L’Essentiel : M. [J] [W] a reçu une obligation de quitter le territoire français sans délai, assortie d’une interdiction de retour de trois ans, le 27 décembre 2024. Il a contesté cette décision par une requête le lendemain, entraînant une audience devant le juge des libertés. Ce dernier a confirmé la régularité du placement en rétention et a ordonné son maintien pour vingt-six jours. M. [J] [W] a interjeté appel, arguant d’une insuffisante motivation de la décision. Toutefois, le juge a validé les motifs avancés par le préfet, notamment les antécédents judiciaires et le risque de fuite, confirmant ainsi l’ordonnance initiale.

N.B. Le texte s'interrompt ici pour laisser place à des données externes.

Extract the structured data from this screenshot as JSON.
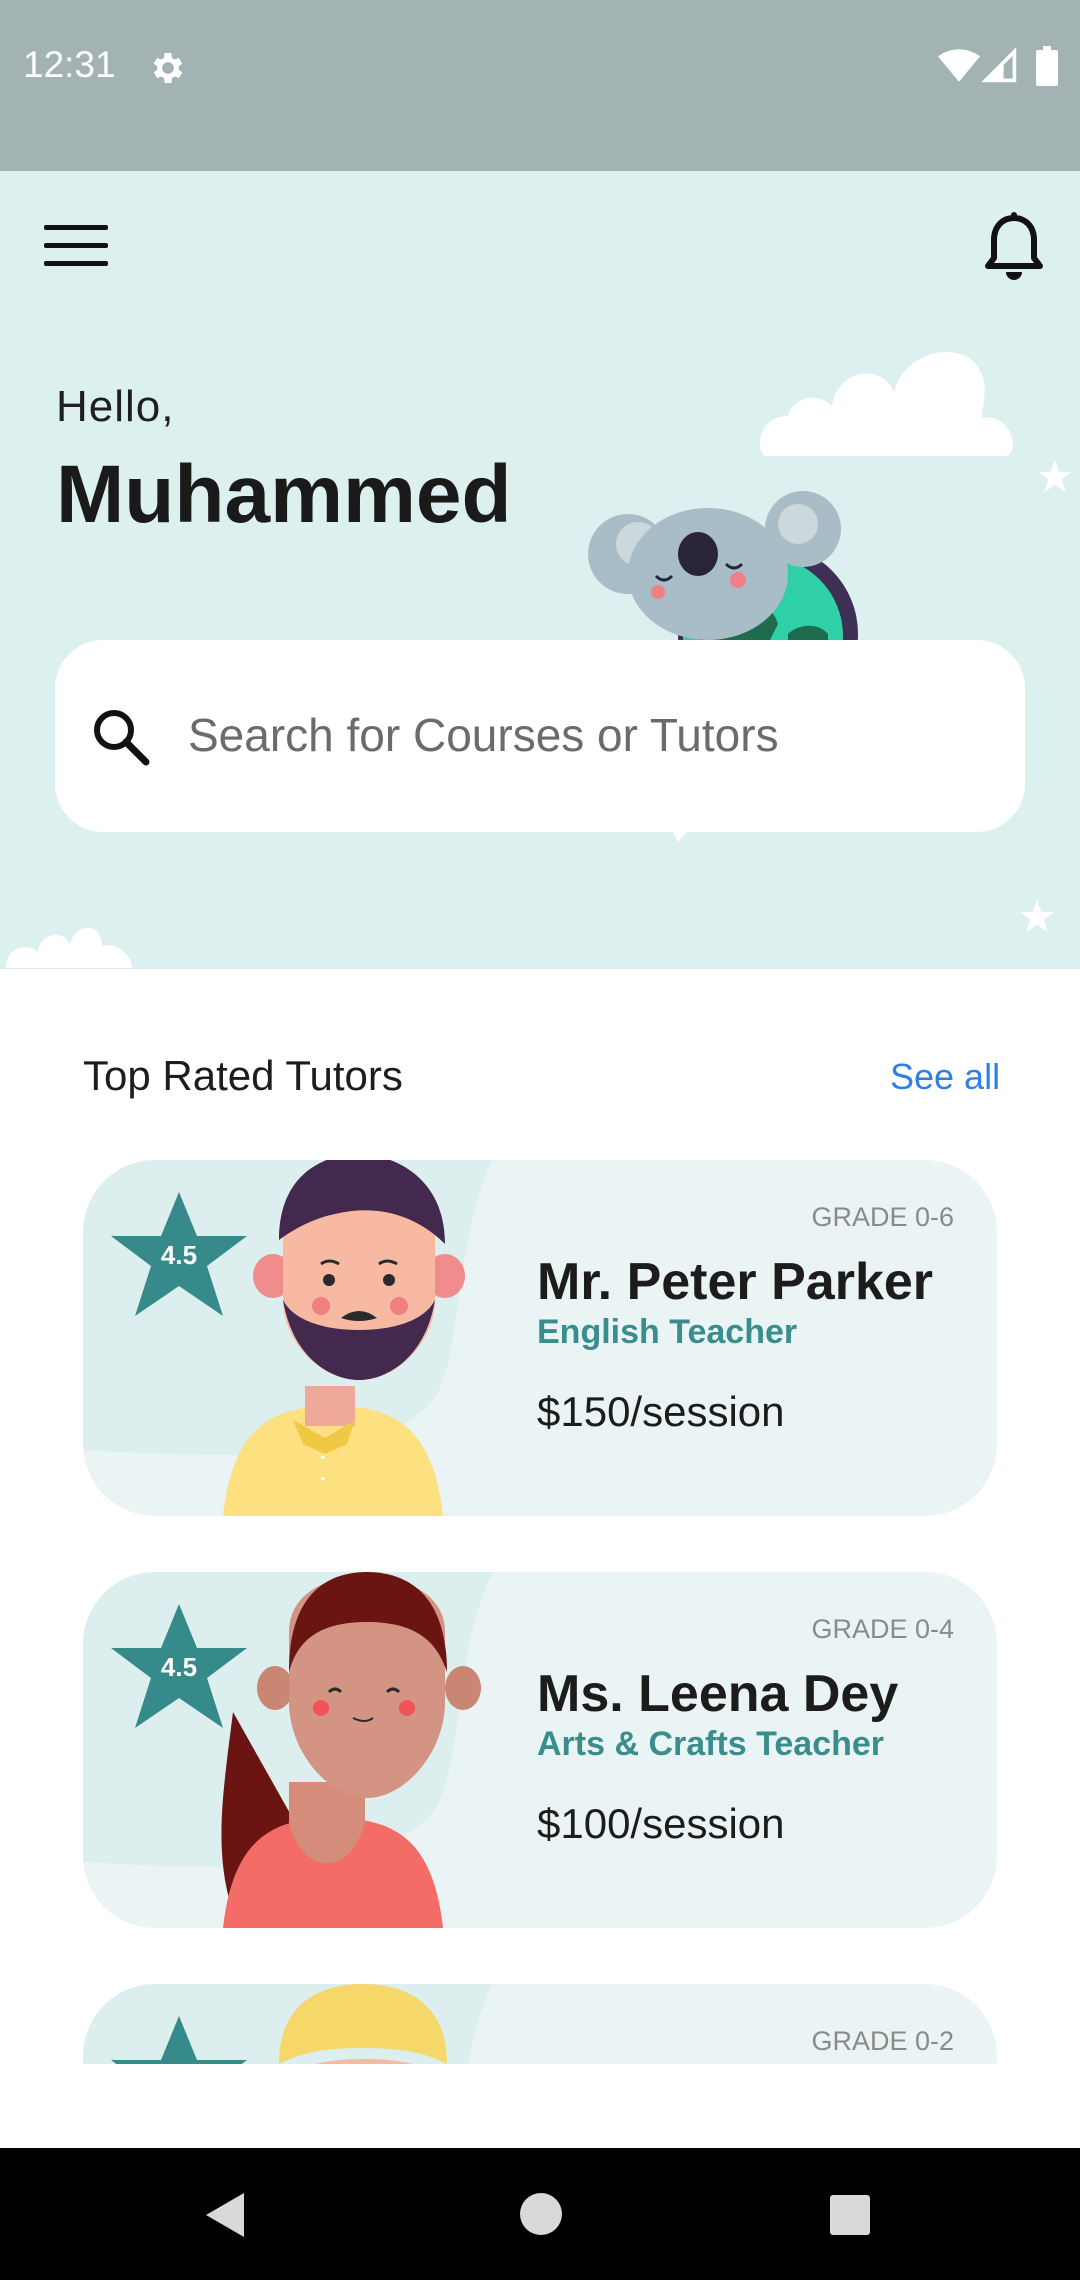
{
  "status_bar": {
    "time": "12:31"
  },
  "header": {
    "greeting": "Hello,",
    "user_name": "Muhammed"
  },
  "search": {
    "placeholder": "Search for Courses or Tutors",
    "value": ""
  },
  "section": {
    "title": "Top Rated Tutors",
    "see_all": "See all"
  },
  "tutors": [
    {
      "grade": "GRADE 0-6",
      "name": "Mr. Peter Parker",
      "subject": "English Teacher",
      "price": "$150/session",
      "rating": "4.5"
    },
    {
      "grade": "GRADE 0-4",
      "name": "Ms. Leena Dey",
      "subject": "Arts & Crafts Teacher",
      "price": "$100/session",
      "rating": "4.5"
    },
    {
      "grade": "GRADE 0-2"
    }
  ],
  "colors": {
    "accent": "#3a8d8d",
    "hero_bg": "#dcf0f0",
    "link": "#2f80e6",
    "card_bg": "#ebf4f4"
  }
}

Notification de l’obligation de quitter le territoire

Une obligation de quitter le territoire français sans délai, accompagnée d’une interdiction de retour de trois ans, a été notifiée à M. [J] [W] le 27 décembre 2024. Cette décision a été suivie d’un placement en rétention administrative, ordonné par l’autorité administrative le même jour.

Contestations et procédures judiciaires

M. [J] [W] a contesté la décision de placement en rétention par une requête déposée le 28 décembre 2024. En réponse, le préfet de l’Ain a demandé la prolongation de la rétention pour une durée de vingt-six jours, ce qui a conduit à une audience devant le juge des libertés et de la détention du tribunal judiciaire de Lyon.

Décision du juge des libertés

Le juge a ordonné la jonction des deux procédures et a déclaré recevable la requête de M. [J] [W]. Il a également confirmé la régularité de la décision de placement en rétention et a ordonné le maintien de M. [J] [W] en rétention pour une durée de vingt-six jours.

Appel de M. [J] [W]

M. [J] [W] a interjeté appel de cette ordonnance, arguant que la décision de placement en rétention était insuffisamment motivée et entachée d’une erreur manifeste d’appréciation concernant ses garanties de représentation et la menace pour l’ordre public. L’audience d’appel a eu lieu le 2 janvier 2025.

Motivation de la décision de rétention

Le juge a examiné la motivation de la décision de placement en rétention, soulignant que l’autorité administrative devait justifier sa décision par des éléments factuels pertinents. Le préfet a évoqué plusieurs motifs, notamment des antécédents judiciaires de M. [J] [W] et l’absence d’attaches stables en France.

Évaluation de la menace pour l’ordre public

Le juge a également évalué la menace que représentait M. [J] [W] pour l’ordre public, en tenant compte de ses antécédents criminels et du risque de fuite. Les éléments présentés par le préfet ont été jugés suffisants pour justifier le placement en rétention.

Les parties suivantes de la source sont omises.